The entirety of this report can be found here: https://www.docsteach.org/documents/document/bound-for-america

Reflection Questions:

1. Based on what you have read, what insight did Cowen’s report offer into the reasons why Jews were fleeing Russia for the United States?

2. How can understanding the “push” factors of why a particular immigrant group fled their country help us in the process of better accepting and integrating them? 

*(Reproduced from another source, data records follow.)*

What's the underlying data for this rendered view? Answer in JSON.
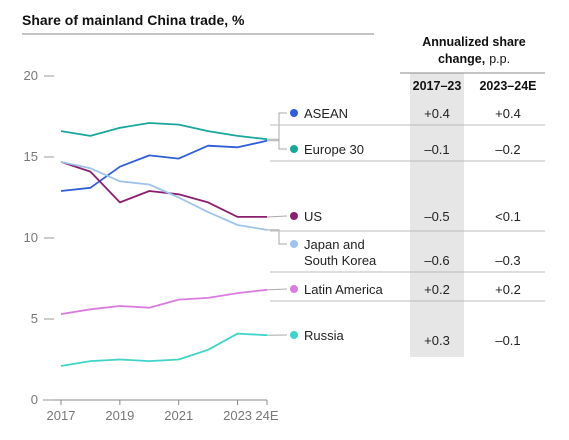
{
  "chart_data": {
    "type": "line",
    "title": "Share of mainland China trade, %",
    "ylim": [
      0,
      20
    ],
    "yticks": [
      0,
      5,
      10,
      15,
      20
    ],
    "x": [
      "2017",
      "2018",
      "2019",
      "2020",
      "2021",
      "2022",
      "2023",
      "24E"
    ],
    "xtick_labels": [
      "2017",
      "2019",
      "2021",
      "2023",
      "24E"
    ],
    "grid": false,
    "series": [
      {
        "name": "ASEAN",
        "color": "#2e5fd6",
        "values": [
          12.9,
          13.1,
          14.4,
          15.1,
          14.9,
          15.7,
          15.6,
          16.0
        ]
      },
      {
        "name": "Europe 30",
        "color": "#1aa69b",
        "values": [
          16.6,
          16.3,
          16.8,
          17.1,
          17.0,
          16.6,
          16.3,
          16.1
        ]
      },
      {
        "name": "US",
        "color": "#8b1f6e",
        "values": [
          14.7,
          14.1,
          12.2,
          12.9,
          12.7,
          12.2,
          11.3,
          11.3
        ]
      },
      {
        "name": "Japan and South Korea",
        "label_lines": [
          "Japan and",
          "South Korea"
        ],
        "color": "#9fc4ec",
        "values": [
          14.7,
          14.3,
          13.5,
          13.3,
          12.5,
          11.6,
          10.8,
          10.5
        ]
      },
      {
        "name": "Latin America",
        "color": "#d97be0",
        "values": [
          5.3,
          5.6,
          5.8,
          5.7,
          6.2,
          6.3,
          6.6,
          6.8
        ]
      },
      {
        "name": "Russia",
        "color": "#3fd3cc",
        "values": [
          2.1,
          2.4,
          2.5,
          2.4,
          2.5,
          3.1,
          4.1,
          4.0
        ]
      }
    ],
    "table": {
      "header_line1": "Annualized share",
      "header_line2_bold": "change,",
      "header_line2_unit": "p.p.",
      "columns": [
        "2017–23",
        "2023–24E"
      ],
      "rows": [
        {
          "name": "ASEAN",
          "values": [
            "+0.4",
            "+0.4"
          ]
        },
        {
          "name": "Europe 30",
          "values": [
            "–0.1",
            "–0.2"
          ]
        },
        {
          "name": "US",
          "values": [
            "–0.5",
            "<0.1"
          ]
        },
        {
          "name": "Japan and South Korea",
          "values": [
            "–0.6",
            "–0.3"
          ]
        },
        {
          "name": "Latin America",
          "values": [
            "+0.2",
            "+0.2"
          ]
        },
        {
          "name": "Russia",
          "values": [
            "+0.3",
            "–0.1"
          ]
        }
      ]
    }
  }
}
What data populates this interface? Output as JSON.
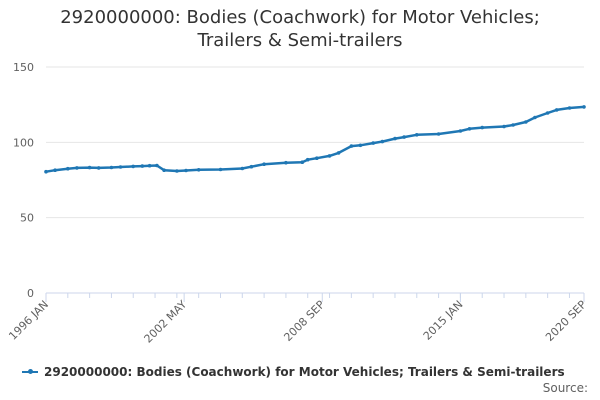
{
  "chart_data": {
    "type": "line",
    "title_lines": [
      "2920000000: Bodies (Coachwork) for Motor Vehicles;",
      "Trailers & Semi-trailers"
    ],
    "xlabel": "",
    "ylabel": "",
    "ylim": [
      0,
      150
    ],
    "yticks": [
      0,
      50,
      100,
      150
    ],
    "xlim": [
      "1996-01",
      "2020-09"
    ],
    "xticks": [
      "1996 JAN",
      "2002 MAY",
      "2008 SEP",
      "2015 JAN",
      "2020 SEP"
    ],
    "grid": true,
    "legend_position": "bottom",
    "color": "#1f77b4",
    "series": [
      {
        "name": "2920000000: Bodies (Coachwork) for Motor Vehicles; Trailers & Semi-trailers",
        "points": [
          [
            "1996-01",
            80.5
          ],
          [
            "1996-06",
            81.5
          ],
          [
            "1997-01",
            82.5
          ],
          [
            "1997-06",
            83.0
          ],
          [
            "1998-01",
            83.2
          ],
          [
            "1998-06",
            83.0
          ],
          [
            "1999-01",
            83.3
          ],
          [
            "1999-06",
            83.6
          ],
          [
            "2000-01",
            84.0
          ],
          [
            "2000-06",
            84.2
          ],
          [
            "2000-10",
            84.5
          ],
          [
            "2001-02",
            84.6
          ],
          [
            "2001-06",
            81.5
          ],
          [
            "2002-01",
            81.0
          ],
          [
            "2002-06",
            81.3
          ],
          [
            "2003-01",
            81.8
          ],
          [
            "2004-01",
            82.0
          ],
          [
            "2005-01",
            82.6
          ],
          [
            "2005-06",
            83.8
          ],
          [
            "2006-01",
            85.5
          ],
          [
            "2007-01",
            86.5
          ],
          [
            "2007-10",
            86.8
          ],
          [
            "2008-01",
            88.5
          ],
          [
            "2008-06",
            89.5
          ],
          [
            "2009-01",
            91.0
          ],
          [
            "2009-06",
            93.0
          ],
          [
            "2010-01",
            97.5
          ],
          [
            "2010-06",
            98.0
          ],
          [
            "2011-01",
            99.5
          ],
          [
            "2011-06",
            100.5
          ],
          [
            "2012-01",
            102.5
          ],
          [
            "2012-06",
            103.5
          ],
          [
            "2013-01",
            105.0
          ],
          [
            "2014-01",
            105.5
          ],
          [
            "2015-01",
            107.5
          ],
          [
            "2015-06",
            109.0
          ],
          [
            "2016-01",
            109.8
          ],
          [
            "2017-01",
            110.5
          ],
          [
            "2017-06",
            111.5
          ],
          [
            "2018-01",
            113.5
          ],
          [
            "2018-06",
            116.5
          ],
          [
            "2019-01",
            119.5
          ],
          [
            "2019-06",
            121.5
          ],
          [
            "2020-01",
            122.8
          ],
          [
            "2020-09",
            123.5
          ]
        ]
      }
    ]
  },
  "source_label": "Source:"
}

3. In 1903, Emma Lazarus’s poem “The New Colossus” was added to the pedestal of the Statue of Liberty. In the poem, Lazarus has the statue speak. Her words have come to represent a vision of the United States as a beacon for those seeking a better life. She exclaims:

“Keep, ancient lands, your storied pomp!” cries she
With silent lips. “Give me your tired, your poor,
Your huddled masses yearning to breathe free,
The wretched refuse of your teeming shore.
Send these, the homeless, tempest-tost to me,
I lift my lamp beside the golden door!”

After reading about pogroms in Eastern Europe, to what extent do those lines describe the Jews who fled Russia for the U.S.? Can you think of others who might meet that description?

4. When Eastern European Jews arrived at Ellis Island, or Castle Garden in the years before Ellis Island opened, there were very few restrictions on immigration to the U.S. Based on what you have read, what dangers would they have faced if they had not been able to find a home in the U.S.? Does the U.S. have an ethical responsibility to provide a home for those seeking refuge from violence? 

5. To what extent should an understanding of history shape our immigration laws today? In particular, should the history of Eastern European Jews immigrate to the U.S. influence the way we respond to asylum seekers in the present day?

6. How might the current day descendants of the Russian Jewish immigrants who fled the pogroms incorporate that part of their history into their identity? How important is the concept of lineage in forming an identity? How might all Americans incorporate the story Russian Jewish immigration to the U.S. into American identity? What aspects of the story seem most important for all Americans?